Conséquence de la sale guerre imposée à la Libye en 2011 par les puissances occidentales emmenées par la France avec ses alliés britannique et américain, et a qui vu quantités d’armes larguées depuis les avions de l’Organisation du Traité de l’Atlantique Nord (OTAN) se retrouver entre les mains de groupes terroristes, elle n’ est pas près d’arrêter de faire parler d’elle, estime l’ universitaire camerounais.
"Il y aura certainement stabilisation, a guidé celui-ci à Xinhua, au sens où les Etats ont encore une capitale qui fonctionne. Mais cela ne signifie pas qu’il y aura pacification, c’ est-à-dire qu’il y aura toujours des attentats de temps à autre, en raison de l’étendue du territoire, mais aussi d’un phénomène qui semble se généraliser : cette opposition latente entre les musulmans et les chrétiens."
ECONOMIE CRIMINELLE
Avec la secte islamiste Boko Haram, le Nigeria ne compte plus les morts dus au conflit interreligieux évoqué : environ 1.200 décès recensés depuis mai dans le pays à cause des violences orchestrées par la fameuse organisation terroriste. Pour sa part, le Mali s’est révélé impuissant à stopper la destruction par les " fous d’Allah", de ses mausolées, manuscrits et autres sites culturels inscrits au Patrimoine mondial de l’UNESCO.
Dans une volonté de faire régner la charia pour certains et de promouvoir le business du crime organisé pour d’autres, les jihado- terroristes d’Ansar Eddine, du Mouvement pour l’unicité du jihad en Afrique de l’Ouest (MUJAO) et d’Al Qaïda du Maghreb islamique ( AQMI) ont décidé de défier l’autorité politique établie à Bamako en faisant du Nord-Mali un important champ d’expérimentation de leurs basses besognes.
Spécialisées dans les prises d’otages libérés après paiement de rançons, le trafic de drogues et le pillage de ressources naturelles, ces organisations opèrent en véritables mafias par " une économie criminelle qui se reproduit d’elle-même et tous ceux qui ont un intérêt implicite ou explicite sur cette économie, eux aussi, parce qu’ils reçoivent des bénéfices quelconques, officiellement peuvent faire semblant de lutter mais en réalité traînent le pas", note le Pr.

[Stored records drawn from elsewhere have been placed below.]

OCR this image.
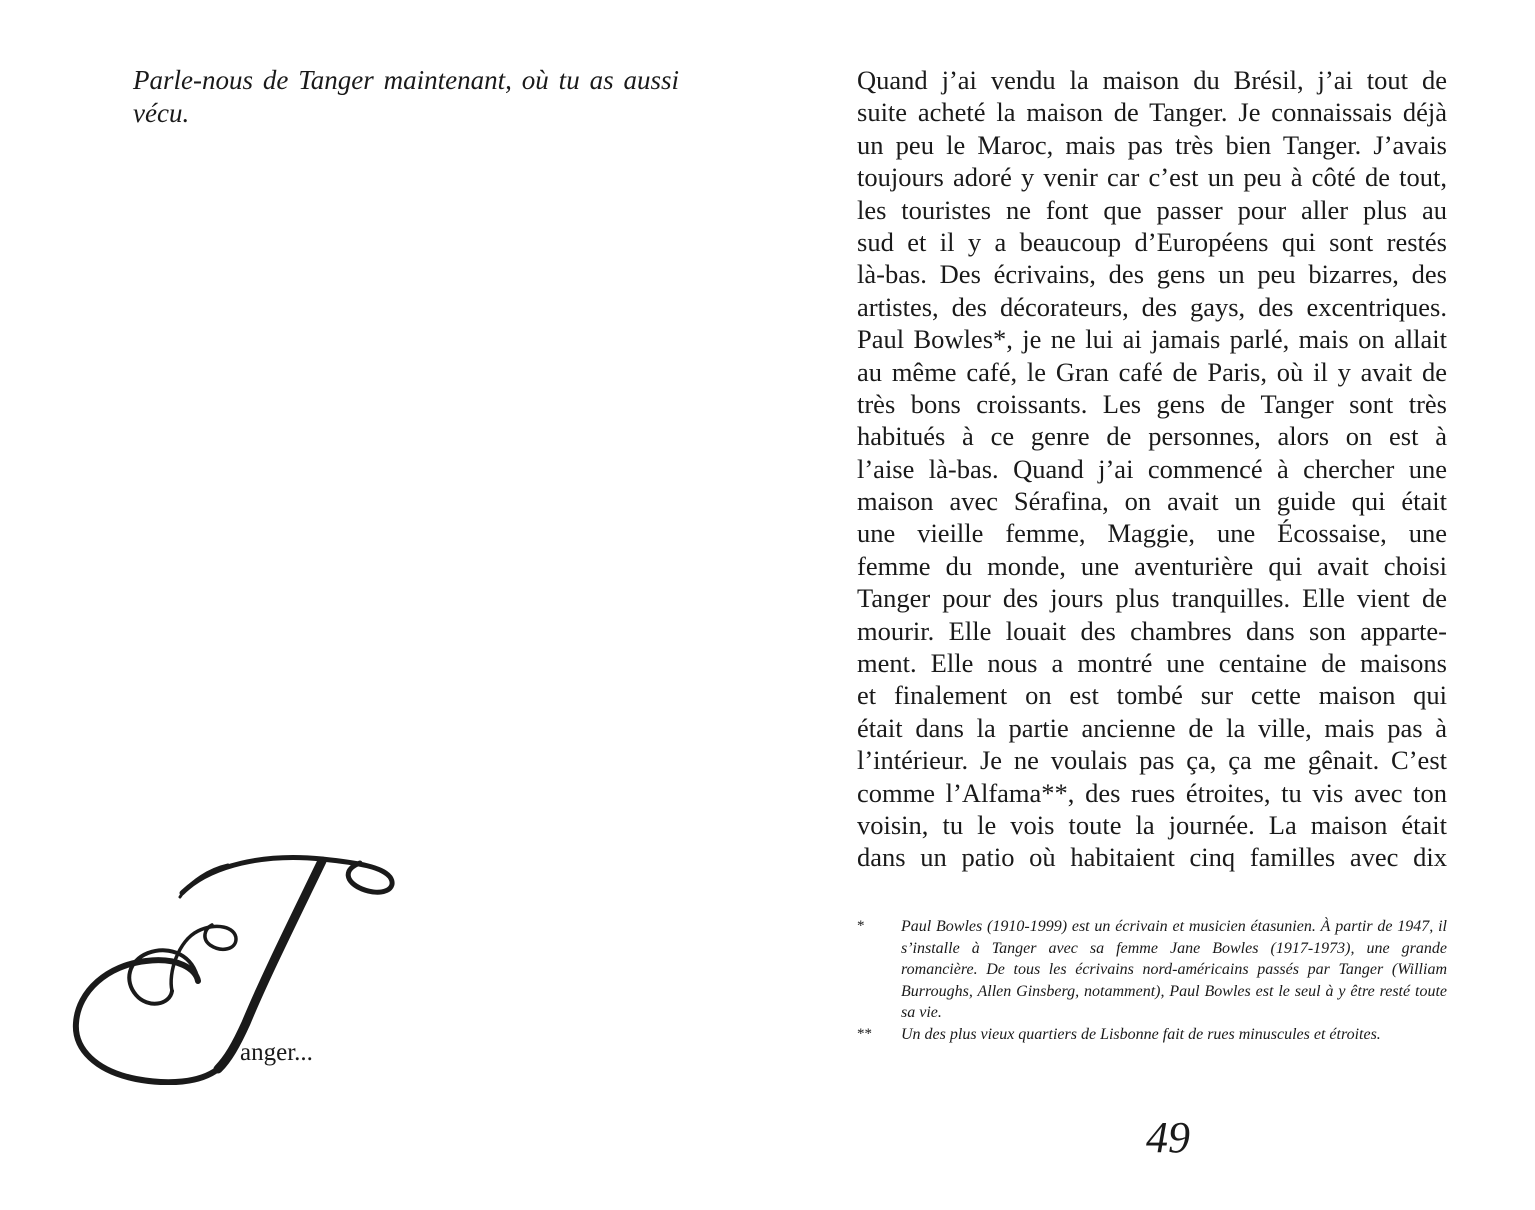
Parle-nous de Tanger maintenant, où tu as aussi vécu.

anger...
Quand j’ai vendu la maison du Brésil, j’ai tout de
suite acheté la maison de Tanger. Je connaissais déjà
un peu le Maroc, mais pas très bien Tanger. J’avais
toujours adoré y venir car c’est un peu à côté de tout,
les touristes ne font que passer pour aller plus au
sud et il y a beaucoup d’Européens qui sont restés
là-bas. Des écrivains, des gens un peu bizarres, des
artistes, des décorateurs, des gays, des excentriques.
Paul Bowles*, je ne lui ai jamais parlé, mais on allait
au même café, le Gran café de Paris, où il y avait de
très bons croissants. Les gens de Tanger sont très
habitués à ce genre de personnes, alors on est à
l’aise là-bas. Quand j’ai commencé à chercher une
maison avec Sérafina, on avait un guide qui était
une vieille femme, Maggie, une Écossaise, une
femme du monde, une aventurière qui avait choisi
Tanger pour des jours plus tranquilles. Elle vient de
mourir. Elle louait des chambres dans son apparte-
ment. Elle nous a montré une centaine de maisons
et finalement on est tombé sur cette maison qui
était dans la partie ancienne de la ville, mais pas à
l’intérieur. Je ne voulais pas ça, ça me gênait. C’est
comme l’Alfama**, des rues étroites, tu vis avec ton
voisin, tu le vois toute la journée. La maison était
dans un patio où habitaient cinq familles avec dix

* Paul Bowles (1910-1999) est un écrivain et musicien étasunien. À partir de 1947, il s’installe à Tanger avec sa femme Jane Bowles (1917-1973), une grande romancière. De tous les écrivains nord-américains passés par Tanger (William Burroughs, Allen Ginsberg, notamment), Paul Bowles est le seul à y être resté toute sa vie.

** Un des plus vieux quartiers de Lisbonne fait de rues minuscules et étroites.

49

Ntuda Ebodé.
Fin janvier, l’Union africaine (UA) a dû réunir à son siège d’ Addis-Abeba en Ethiopie une quinzaine de pays et organisations internationales lors d’une conférence des donateurs qui avait enregistré plus de 455 millions de dollars de promesses de financement sur un total de 960 millions de dollars de besoins au profit de la Mission internationale de soutien au Mali (MISMA).
Projetée à 8.000 hommes, des militaires, des policiers et des civils, cette force multinationale a été opérationnalisée en partie, en plus des unités mobilisées par les pays du champ, grâce à un appui significatif du Tchad avec la mise à disposition de 2. 000 soldats de son armée reconnue pour sa longue expérience de combat dans le désert. Et aussi de l’opération Serval déployée par la France.

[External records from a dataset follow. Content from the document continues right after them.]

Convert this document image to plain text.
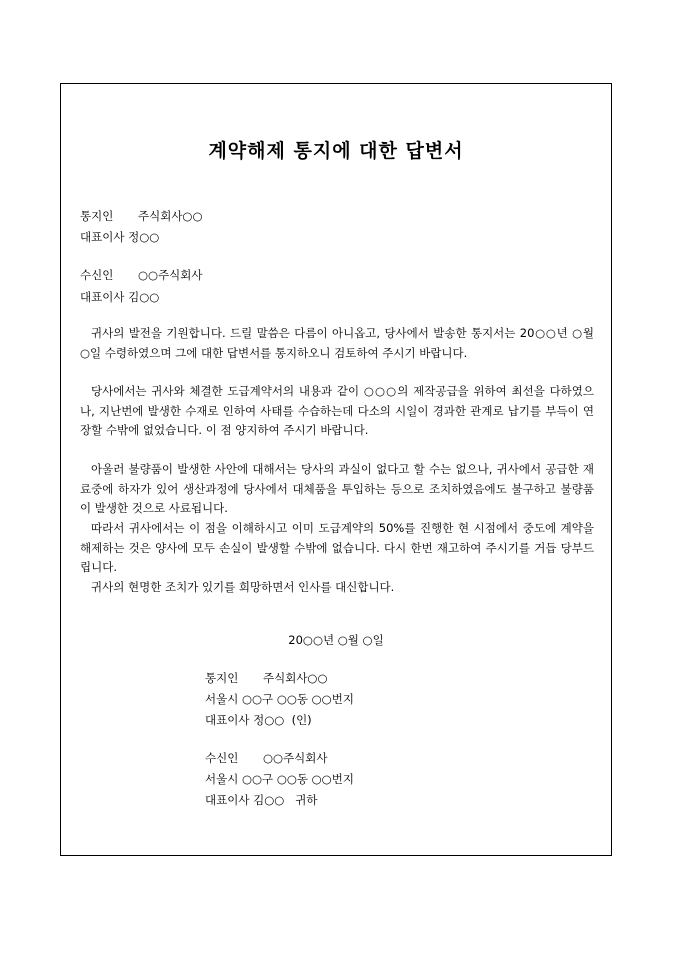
계약해제 통지에 대한 답변서
통지인 주식회사○○
대표이사 정○○
수신인 ○○주식회사
대표이사 김○○
귀사의 발전을 기원합니다. 드릴 말씀은 다름이 아니옵고, 당사에서 발송한 통지서는 20○○년 ○월 ○일 수령하였으며 그에 대한 답변서를 통지하오니 검토하여 주시기 바랍니다.
당사에서는 귀사와 체결한 도급계약서의 내용과 같이 ○○○의 제작공급을 위하여 최선을 다하였으나, 지난번에 발생한 수재로 인하여 사태를 수습하는데 다소의 시일이 경과한 관계로 납기를 부득이 연장할 수밖에 없었습니다. 이 점 양지하여 주시기 바랍니다.
아울러 불량품이 발생한 사안에 대해서는 당사의 과실이 없다고 할 수는 없으나, 귀사에서 공급한 재료중에 하자가 있어 생산과정에 당사에서 대체품을 투입하는 등으로 조치하였음에도 불구하고 불량품이 발생한 것으로 사료됩니다.
따라서 귀사에서는 이 점을 이해하시고 이미 도급계약의 50%를 진행한 현 시점에서 중도에 계약을 해제하는 것은 양사에 모두 손실이 발생할 수밖에 없습니다. 다시 한번 재고하여 주시기를 거듭 당부드립니다.
귀사의 현명한 조치가 있기를 희망하면서 인사를 대신합니다.
20○○년 ○월 ○일
통지인 주식회사○○
서울시 ○○구 ○○동 ○○번지
대표이사 정○○  (인)
수신인 ○○주식회사
서울시 ○○구 ○○동 ○○번지
대표이사 김○○   귀하
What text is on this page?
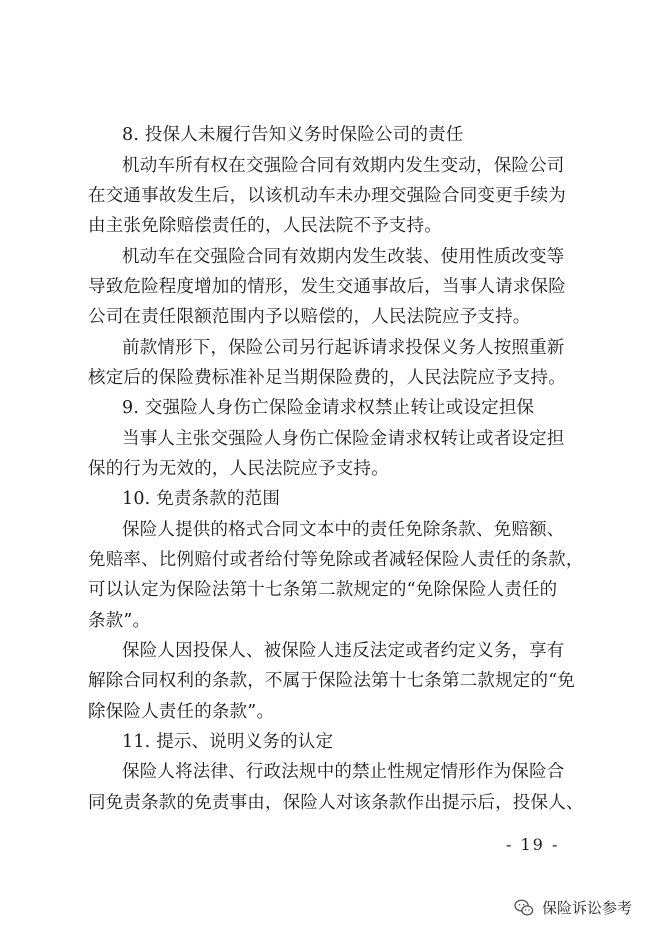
8. 投保人未履行告知义务时保险公司的责任
机动车所有权在交强险合同有效期内发生变动，保险公司
在交通事故发生后，以该机动车未办理交强险合同变更手续为
由主张免除赔偿责任的，人民法院不予支持。
机动车在交强险合同有效期内发生改装、使用性质改变等
导致危险程度增加的情形，发生交通事故后，当事人请求保险
公司在责任限额范围内予以赔偿的，人民法院应予支持。
前款情形下，保险公司另行起诉请求投保义务人按照重新
核定后的保险费标准补足当期保险费的，人民法院应予支持。
9. 交强险人身伤亡保险金请求权禁止转让或设定担保
当事人主张交强险人身伤亡保险金请求权转让或者设定担
保的行为无效的，人民法院应予支持。
10. 免责条款的范围
保险人提供的格式合同文本中的责任免除条款、免赔额、
免赔率、比例赔付或者给付等免除或者减轻保险人责任的条款，
可以认定为保险法第十七条第二款规定的“免除保险人责任的
条款”。
保险人因投保人、被保险人违反法定或者约定义务，享有
解除合同权利的条款，不属于保险法第十七条第二款规定的“免
除保险人责任的条款”。
11. 提示、说明义务的认定
保险人将法律、行政法规中的禁止性规定情形作为保险合
同免责条款的免责事由，保险人对该条款作出提示后，投保人、
- 19 -
保险诉讼参考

Sans pour autant parvenir à les anéantir, cette vaste intervention militaire a le mérite d’avoir réduit l’ampleur de la menace terroriste dans le pays, tout comme les négociations de paix en cours à Ouagadougou au Burkina Faso entre le pouvoir de Bamako et les groupes armés non terroristes dont notamment le MNLA laissent dessiner des perspectives d’une normalisation politique.

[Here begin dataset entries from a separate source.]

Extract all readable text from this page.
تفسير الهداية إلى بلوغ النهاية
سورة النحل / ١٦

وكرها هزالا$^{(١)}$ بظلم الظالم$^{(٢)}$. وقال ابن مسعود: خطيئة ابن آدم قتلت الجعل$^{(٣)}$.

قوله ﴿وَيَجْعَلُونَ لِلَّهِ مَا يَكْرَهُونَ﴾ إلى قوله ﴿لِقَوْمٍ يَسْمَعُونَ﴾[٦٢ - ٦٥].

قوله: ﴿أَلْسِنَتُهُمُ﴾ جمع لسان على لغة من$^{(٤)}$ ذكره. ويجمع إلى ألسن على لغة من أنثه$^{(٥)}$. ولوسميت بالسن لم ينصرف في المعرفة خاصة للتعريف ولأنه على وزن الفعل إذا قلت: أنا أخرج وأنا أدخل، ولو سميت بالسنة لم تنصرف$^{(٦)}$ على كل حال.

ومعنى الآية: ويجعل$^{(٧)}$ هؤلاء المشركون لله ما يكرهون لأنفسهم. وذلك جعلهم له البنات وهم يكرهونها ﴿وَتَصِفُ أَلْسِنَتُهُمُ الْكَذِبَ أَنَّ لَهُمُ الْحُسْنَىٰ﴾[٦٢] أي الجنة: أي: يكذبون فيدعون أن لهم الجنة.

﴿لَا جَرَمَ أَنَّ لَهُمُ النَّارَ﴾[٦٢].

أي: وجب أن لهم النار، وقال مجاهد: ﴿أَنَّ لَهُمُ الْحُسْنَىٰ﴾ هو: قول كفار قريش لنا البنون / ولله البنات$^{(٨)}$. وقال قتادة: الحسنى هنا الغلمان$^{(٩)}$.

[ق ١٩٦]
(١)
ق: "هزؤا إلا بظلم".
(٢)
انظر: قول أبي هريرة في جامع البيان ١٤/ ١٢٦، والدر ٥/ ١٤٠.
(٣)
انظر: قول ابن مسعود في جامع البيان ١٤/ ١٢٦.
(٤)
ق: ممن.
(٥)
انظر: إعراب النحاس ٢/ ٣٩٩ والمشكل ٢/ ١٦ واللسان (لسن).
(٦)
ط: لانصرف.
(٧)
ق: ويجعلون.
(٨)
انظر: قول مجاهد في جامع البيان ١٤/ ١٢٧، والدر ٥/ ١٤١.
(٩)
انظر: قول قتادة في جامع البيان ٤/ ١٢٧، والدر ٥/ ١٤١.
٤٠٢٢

Mais le défi de la pacification du territoire reste énorme pour l’instant, de l’avis du Pr. Ntuda Ebodé. "C’est quand même une multinationale de la criminalité à laquelle on fait face et tant que ces multinationales ont des Etats qui les financent, je ne vois pas comment seuls les Etats qui attaquent ou seuls les Etats qui contrattaquent auraient le dessus à chaque occasion. C’est deux systèmes de rapport de forces qui vont chercher à se neutraliser."
FORTES COMPLICITES
Il y a plus encore, le jeu trouble de certaines des puissances engagées dans cette guerre contre le terrorisme. "Si ces puissances continuent à collaborer ouvertement avec d’autres Etats qui financent ces mouvements, on peut se poser la question de savoir s’il n’y aurait pas un autre agenda caché, par exemple du type de créer le désordre pour d’autres raisons géostratégiques. C’ est-à-dire le désordre viserait donc à justifier les interventions", tranche l’analyste.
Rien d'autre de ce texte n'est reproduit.